– Нет, – решительно ответил Джеймс.
Толстяк стоически вздохнул, словно врач, которого отказывается слушать суеверный пациент, потом повернулся к Айлин и с прежним снисходительным тоном напевно сказал что-то о детях.
Джеймс, дрожа от ярости, заорал. Он приказал семье отступить и кричал на отряд, потрясая старым мушкетом. Толстяк притворно вознегодовал от подобного афронта. Джеймс обратил свой гнев на экипаж. Хокан не понимал ни слова, но и так было ясно, что он спрашивает, кто там сидит, и требует показаться. Наконец он слишком резко взмахнул рукой, и мужчины выхватили оружие. Джеймс побледнел. Драгун медленно пустил лошадь по дуге, остановив ее прямо перед Айлин и детьми. Вмешался толстяк, примирительно прочистив горло, словно он здесь единственный взрослый. Вновь смиренно заговорил о детях Джеймса. В этот раз он был немногословен. Воцарилось молчание, после чего толстяк щелкнул пальцами – и к Джеймсу подвели ослов. Толстяк бросил ему сумку с деньгами и пояснил, что ослы – для Айлин и детей.

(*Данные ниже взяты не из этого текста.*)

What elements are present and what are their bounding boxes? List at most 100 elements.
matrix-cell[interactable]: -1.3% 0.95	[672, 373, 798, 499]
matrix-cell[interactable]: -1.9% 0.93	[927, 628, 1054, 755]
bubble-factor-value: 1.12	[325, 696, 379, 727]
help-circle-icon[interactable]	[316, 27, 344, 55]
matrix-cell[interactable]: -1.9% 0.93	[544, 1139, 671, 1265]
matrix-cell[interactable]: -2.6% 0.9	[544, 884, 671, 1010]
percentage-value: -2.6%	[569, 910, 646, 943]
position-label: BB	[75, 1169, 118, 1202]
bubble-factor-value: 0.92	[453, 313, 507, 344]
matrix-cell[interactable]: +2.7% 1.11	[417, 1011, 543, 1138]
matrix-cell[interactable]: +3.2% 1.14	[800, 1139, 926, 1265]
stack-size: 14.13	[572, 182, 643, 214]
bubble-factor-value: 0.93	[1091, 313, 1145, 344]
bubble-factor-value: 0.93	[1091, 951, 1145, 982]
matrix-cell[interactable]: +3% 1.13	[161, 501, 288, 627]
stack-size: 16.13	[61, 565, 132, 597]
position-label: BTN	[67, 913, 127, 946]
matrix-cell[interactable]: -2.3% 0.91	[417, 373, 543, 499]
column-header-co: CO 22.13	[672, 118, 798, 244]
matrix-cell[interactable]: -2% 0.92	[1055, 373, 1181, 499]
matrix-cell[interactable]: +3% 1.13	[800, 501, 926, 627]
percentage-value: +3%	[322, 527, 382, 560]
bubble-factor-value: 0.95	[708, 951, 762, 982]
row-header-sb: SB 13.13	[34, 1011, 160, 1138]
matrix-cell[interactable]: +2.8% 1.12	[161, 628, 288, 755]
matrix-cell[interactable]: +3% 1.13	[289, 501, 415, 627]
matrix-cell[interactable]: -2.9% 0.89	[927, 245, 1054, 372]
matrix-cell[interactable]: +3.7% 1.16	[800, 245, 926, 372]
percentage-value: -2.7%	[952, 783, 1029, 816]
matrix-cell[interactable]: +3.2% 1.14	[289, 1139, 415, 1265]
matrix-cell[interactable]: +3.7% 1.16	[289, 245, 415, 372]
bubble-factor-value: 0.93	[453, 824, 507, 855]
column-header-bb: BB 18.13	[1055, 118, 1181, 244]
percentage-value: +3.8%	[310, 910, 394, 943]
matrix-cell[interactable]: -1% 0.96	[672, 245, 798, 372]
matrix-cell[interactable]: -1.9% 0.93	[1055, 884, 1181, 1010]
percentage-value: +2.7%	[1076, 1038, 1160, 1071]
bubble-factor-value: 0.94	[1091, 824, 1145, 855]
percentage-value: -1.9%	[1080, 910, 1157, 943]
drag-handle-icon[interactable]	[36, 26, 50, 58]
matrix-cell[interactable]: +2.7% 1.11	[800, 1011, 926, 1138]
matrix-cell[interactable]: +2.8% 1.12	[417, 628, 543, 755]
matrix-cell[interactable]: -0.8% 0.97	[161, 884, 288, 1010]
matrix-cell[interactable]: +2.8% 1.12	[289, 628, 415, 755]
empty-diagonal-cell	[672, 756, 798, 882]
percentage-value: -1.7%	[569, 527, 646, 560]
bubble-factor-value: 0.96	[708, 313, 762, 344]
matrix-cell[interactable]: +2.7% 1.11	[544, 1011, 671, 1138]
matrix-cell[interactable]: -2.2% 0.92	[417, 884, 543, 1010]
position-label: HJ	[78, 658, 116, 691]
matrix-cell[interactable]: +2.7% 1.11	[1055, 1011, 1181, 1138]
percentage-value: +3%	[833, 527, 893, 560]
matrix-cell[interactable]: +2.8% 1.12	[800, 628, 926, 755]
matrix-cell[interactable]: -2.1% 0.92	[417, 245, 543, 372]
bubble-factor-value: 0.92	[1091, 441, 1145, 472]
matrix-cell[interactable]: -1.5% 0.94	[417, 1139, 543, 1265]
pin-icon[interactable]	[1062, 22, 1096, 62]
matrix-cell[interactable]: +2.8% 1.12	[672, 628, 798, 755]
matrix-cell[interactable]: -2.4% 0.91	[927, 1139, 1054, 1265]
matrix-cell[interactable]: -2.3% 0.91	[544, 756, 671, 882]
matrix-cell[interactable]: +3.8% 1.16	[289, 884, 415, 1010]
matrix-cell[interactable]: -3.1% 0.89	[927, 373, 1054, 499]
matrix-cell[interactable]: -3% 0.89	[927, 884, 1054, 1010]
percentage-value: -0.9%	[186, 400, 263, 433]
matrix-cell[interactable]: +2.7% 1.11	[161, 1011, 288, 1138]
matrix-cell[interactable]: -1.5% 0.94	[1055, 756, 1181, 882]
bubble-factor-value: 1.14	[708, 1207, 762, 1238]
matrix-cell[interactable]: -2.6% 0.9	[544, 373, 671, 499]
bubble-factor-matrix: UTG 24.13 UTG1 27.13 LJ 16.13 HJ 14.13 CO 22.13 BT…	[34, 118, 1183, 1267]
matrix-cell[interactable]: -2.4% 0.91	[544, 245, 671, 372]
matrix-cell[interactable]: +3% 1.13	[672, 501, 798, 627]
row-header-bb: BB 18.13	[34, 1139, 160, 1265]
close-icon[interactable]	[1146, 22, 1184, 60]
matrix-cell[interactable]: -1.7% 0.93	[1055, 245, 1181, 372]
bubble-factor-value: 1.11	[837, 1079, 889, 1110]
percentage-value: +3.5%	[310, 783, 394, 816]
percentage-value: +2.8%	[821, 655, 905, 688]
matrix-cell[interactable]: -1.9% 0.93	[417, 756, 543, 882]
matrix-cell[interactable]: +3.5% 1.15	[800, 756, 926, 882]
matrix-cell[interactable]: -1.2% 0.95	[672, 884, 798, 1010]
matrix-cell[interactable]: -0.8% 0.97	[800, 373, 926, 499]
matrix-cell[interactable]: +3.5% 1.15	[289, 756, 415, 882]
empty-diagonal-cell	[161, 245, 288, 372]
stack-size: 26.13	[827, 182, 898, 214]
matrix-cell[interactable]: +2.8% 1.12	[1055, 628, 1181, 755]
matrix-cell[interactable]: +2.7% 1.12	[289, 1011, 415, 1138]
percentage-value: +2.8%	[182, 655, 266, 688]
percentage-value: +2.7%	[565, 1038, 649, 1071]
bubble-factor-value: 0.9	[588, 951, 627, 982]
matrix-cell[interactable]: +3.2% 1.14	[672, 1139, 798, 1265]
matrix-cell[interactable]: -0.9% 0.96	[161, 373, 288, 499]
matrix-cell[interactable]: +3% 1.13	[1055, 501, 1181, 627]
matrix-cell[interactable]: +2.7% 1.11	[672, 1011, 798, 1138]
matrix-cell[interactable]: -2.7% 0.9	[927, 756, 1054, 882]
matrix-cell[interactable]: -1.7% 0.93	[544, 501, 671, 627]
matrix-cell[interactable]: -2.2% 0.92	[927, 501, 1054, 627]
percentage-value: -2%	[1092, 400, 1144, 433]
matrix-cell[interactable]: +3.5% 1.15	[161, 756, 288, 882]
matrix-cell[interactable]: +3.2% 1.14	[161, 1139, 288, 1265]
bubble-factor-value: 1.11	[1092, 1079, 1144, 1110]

– Идите, – закончил он с внезапной резкостью. – Живо.
Джеймс попытался было ответить.
– Живо, – повторил толстяк.
Джеймс с дрожащими губами обернулся к прииску. У него было выражение заискивающего пса, которому отдали команду, а он ее не понимал. Он скрал взгляд в сторону тайника с золотом. Айлин посадила детей на осла и подошла к ошеломленному мужу. Хокан начал собирать припасы под рукой.
– Нет. Не ты, – сказал драгун, кивнув в его сторону. У него оказался удивительно сладкозвучный голос. – Как зовут?
– Хокан.
– Что?
– Хокан.
– Хоук?
– Хокан.
– Что может Хоук?
– Хокан.
– Что ты можешь?
Хокан промолчал.
– В карету, Хоук.
Хокан озадаченно завертел головой. Бреннаны были слишком заняты и опустошены, чтобы обращать на него внимание. Он нерешительно подошел к экипажу и открыл дверцу. Ослепленному солнцем внутри тот показался просторнее ночного неба. Пахнуло благовониями и жженым сахаром. Он неловко пристроился на протертой бархатной подушке, и в тенях напротив постепенно проступил зыбкий, но поблескивающий силуэт женщины с толстыми губами и янтарными волосами.
– Ты не говоришь по-английски. Ты не понимаешь. Не беда, – потекли слова из ее толстых губ. Больше женщина не произнесла ничего за всю четырехдневную поездку в Клэнгстон.
Ел и спал Хокан с мужчинами, но ехал с женщиной в темном удушающем экипаже. На середине пути она потребовала – как жестами, так и решительно потянув его к себе, – чтобы он положил голову ей на колени. Следующие два дня она играла с его волосами и гладила затылок.